O câncer de células escamosas da orofaringe é um tumor maligno que surge na parte média da garganta, atrás da boca, conhecida como orofaringe. Essa região inclui a base da língua, as amígdalas, o palato mole (céu da boca) e a parte posterior da faringe. As células escamosas revestem a mucosa dessas áreas, e quando sofrem mutações genéticas, podem se multiplicar descontroladamente, formando o câncer. Na prática clínica do SUS e de clínicas populares brasileiras, atendemos muitos pacientes que chegam com queixas persistentes de “garganta inflamada” que não melhora com tratamentos comuns, ou com um caroço no pescoço que cresce aos poucos. O diagnóstico precoce é um desafio, pois os sintomas iniciais se confundem com infecções banais, e muitos só buscam ajuda quando a doença já está avançada.
Dados epidemiológicos brasileiros do Instituto Nacional de Câncer (INCA) indicam que, a cada ano, são estimados cerca de 15 mil novos casos de câncer de cabeça e pescoço no Brasil, entre os quais o câncer de orofaringe representa uma parcela significativa. O perfil clássico de paciente é o homem acima de 50 anos, fumante e etilista. No entanto, nos últimos anos, temos observado um aumento de casos em pessoas mais jovens, especialmente entre homens e mulheres sexualmente ativos, associados à infecção pelo HPV (papilomavírus humano). No SUS, o acesso ao diagnóstico por meio de biópsia e exames de imagem é garantido pela rede de atenção oncológica, mas o tempo entre a suspeita e o tratamento ainda é um gargalo, o que reforça a importância de procurar atendimento logo nos primeiros sinais.
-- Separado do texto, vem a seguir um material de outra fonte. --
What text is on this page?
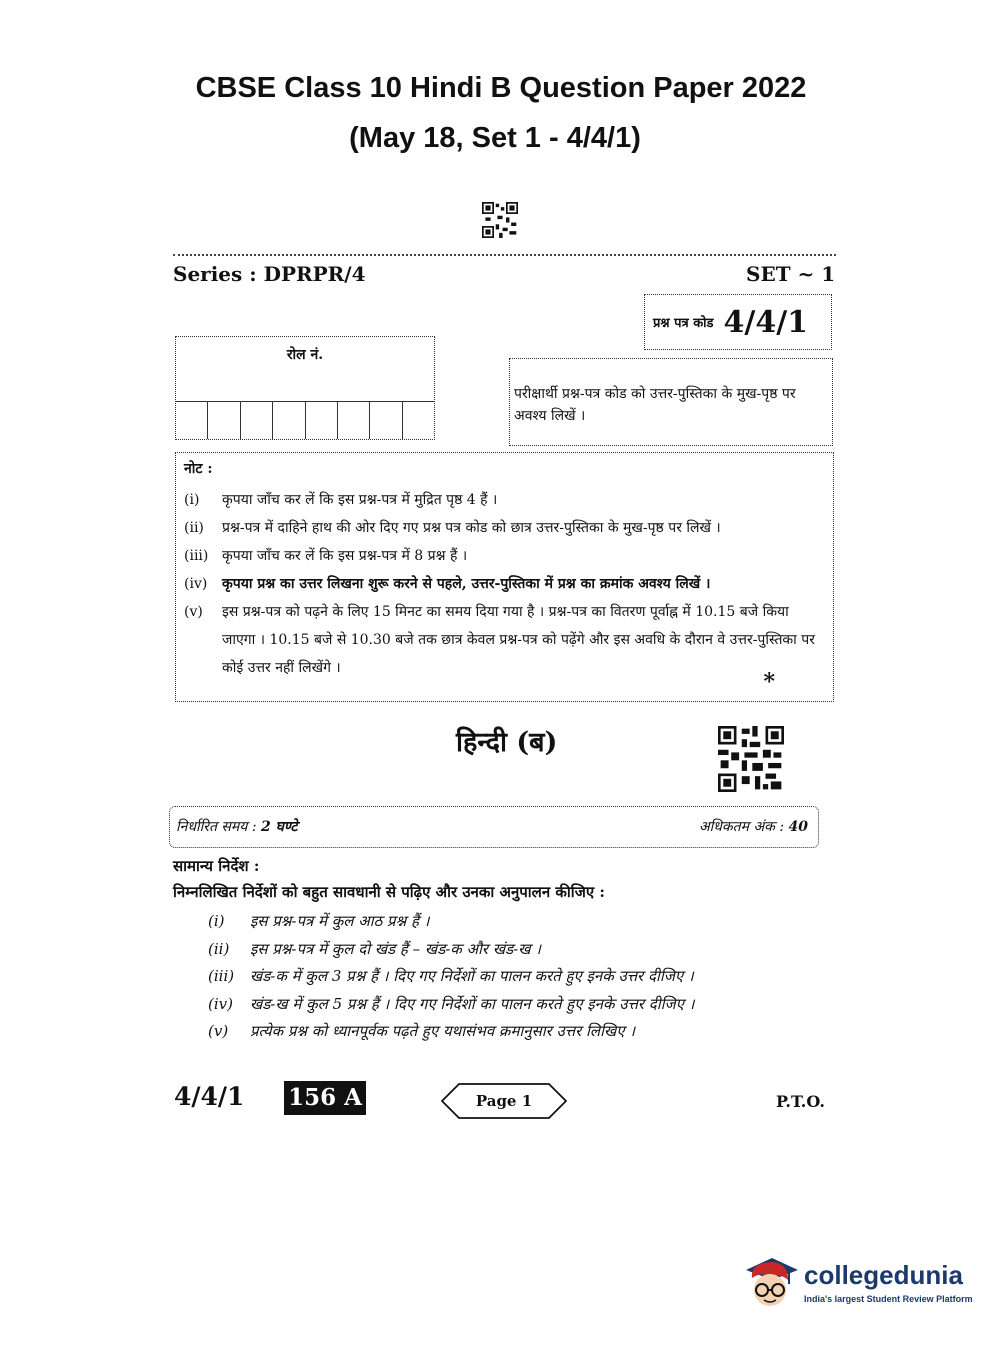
CBSE Class 10 Hindi B Question Paper 2022
(May 18, Set 1 - 4/4/1)
Series : DPRPR/4	SET ~ 1
प्रश्न पत्र कोड 4/4/1
रोल नं.
परीक्षार्थी प्रश्न-पत्र कोड को उत्तर-पुस्तिका के मुख-पृष्ठ पर अवश्य लिखें ।
नोट :
(i)	कृपया जाँच कर लें कि इस प्रश्न-पत्र में मुद्रित पृष्ठ 4 हैं ।
(ii)	प्रश्न-पत्र में दाहिने हाथ की ओर दिए गए प्रश्न पत्र कोड को छात्र उत्तर-पुस्तिका के मुख-पृष्ठ पर लिखें ।
(iii) कृपया जाँच कर लें कि इस प्रश्न-पत्र में 8 प्रश्न हैं ।
(iv)	कृपया प्रश्न का उत्तर लिखना शुरू करने से पहले, उत्तर-पुस्तिका में प्रश्न का क्रमांक अवश्य लिखें ।
(v)	इस प्रश्न-पत्र को पढ़ने के लिए 15 मिनट का समय दिया गया है । प्रश्न-पत्र का वितरण पूर्वाह्न में 10.15 बजे किया जाएगा । 10.15 बजे से 10.30 बजे तक छात्र केवल प्रश्न-पत्र को पढ़ेंगे और इस अवधि के दौरान वे उत्तर-पुस्तिका पर कोई उत्तर नहीं लिखेंगे ।
*
हिन्दी (ब)
निर्धारित समय : 2 घण्टे	अधिकतम अंक : 40
सामान्य निर्देश :
निम्नलिखित निर्देशों को बहुत सावधानी से पढ़िए और उनका अनुपालन कीजिए :
(i)	इस प्रश्न-पत्र में कुल आठ प्रश्न हैं ।
(ii)	इस प्रश्न-पत्र में कुल दो खंड हैं – खंड-क और खंड-ख ।
(iii)	खंड-क में कुल 3 प्रश्न हैं । दिए गए निर्देशों का पालन करते हुए इनके उत्तर दीजिए ।
(iv)	खंड-ख में कुल 5 प्रश्न हैं । दिए गए निर्देशों का पालन करते हुए इनके उत्तर दीजिए ।
(v)	प्रत्येक प्रश्न को ध्यानपूर्वक पढ़ते हुए यथासंभव क्रमानुसार उत्तर लिखिए ।
4/4/1 156 A	Page 1	P.T.O.
collegedunia
India's largest Student Review Platform
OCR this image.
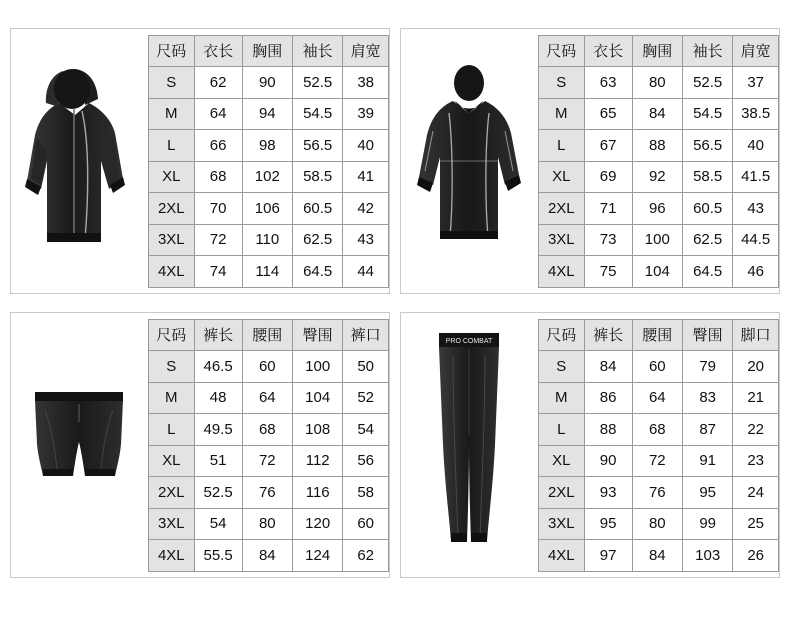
尺码	衣长	胸围	袖长	肩宽
S	62	90	52.5	38
M	64	94	54.5	39
L	66	98	56.5	40
XL	68	102	58.5	41
2XL	70	106	60.5	42
3XL	72	110	62.5	43
4XL	74	114	64.5	44
尺码	衣长	胸围	袖长	肩宽
S	63	80	52.5	37
M	65	84	54.5	38.5
L	67	88	56.5	40
XL	69	92	58.5	41.5
2XL	71	96	60.5	43
3XL	73	100	62.5	44.5
4XL	75	104	64.5	46
尺码	裤长	腰围	臀围	裤口
S	46.5	60	100	50
M	48	64	104	52
L	49.5	68	108	54
XL	51	72	112	56
2XL	52.5	76	116	58
3XL	54	80	120	60
4XL	55.5	84	124	62
PRO COMBAT	尺码	裤长	腰围	臀围	脚口
S	84	60	79	20
M	86	64	83	21
L	88	68	87	22
XL	90	72	91	23
2XL	93	76	95	24
3XL	95	80	99	25
4XL	97	84	103	26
Na rotina de uma clínica popular, muitas vezes o paciente chega após semanas ou meses de automedicação com anti-inflamatórios ou chás caseiros. Ele relata “uma feridinha na garganta que não sara”, dificuldade para engolir ou a sensação de um “nó” no pescoço. Como médico, é crucial fazer o exame clínico minucioso — incluir palpação do pescoço e inspeção da cavidade oral — e encaminhar para a especialidade de cabeça e pescoço ou para o serviço de oncologia da região. O câncer de células escamosas da orofaringe é uma doença grave, mas com tratamento adequado, as chances de cura são reais, especialmente quando diagnosticado em estágios iniciais.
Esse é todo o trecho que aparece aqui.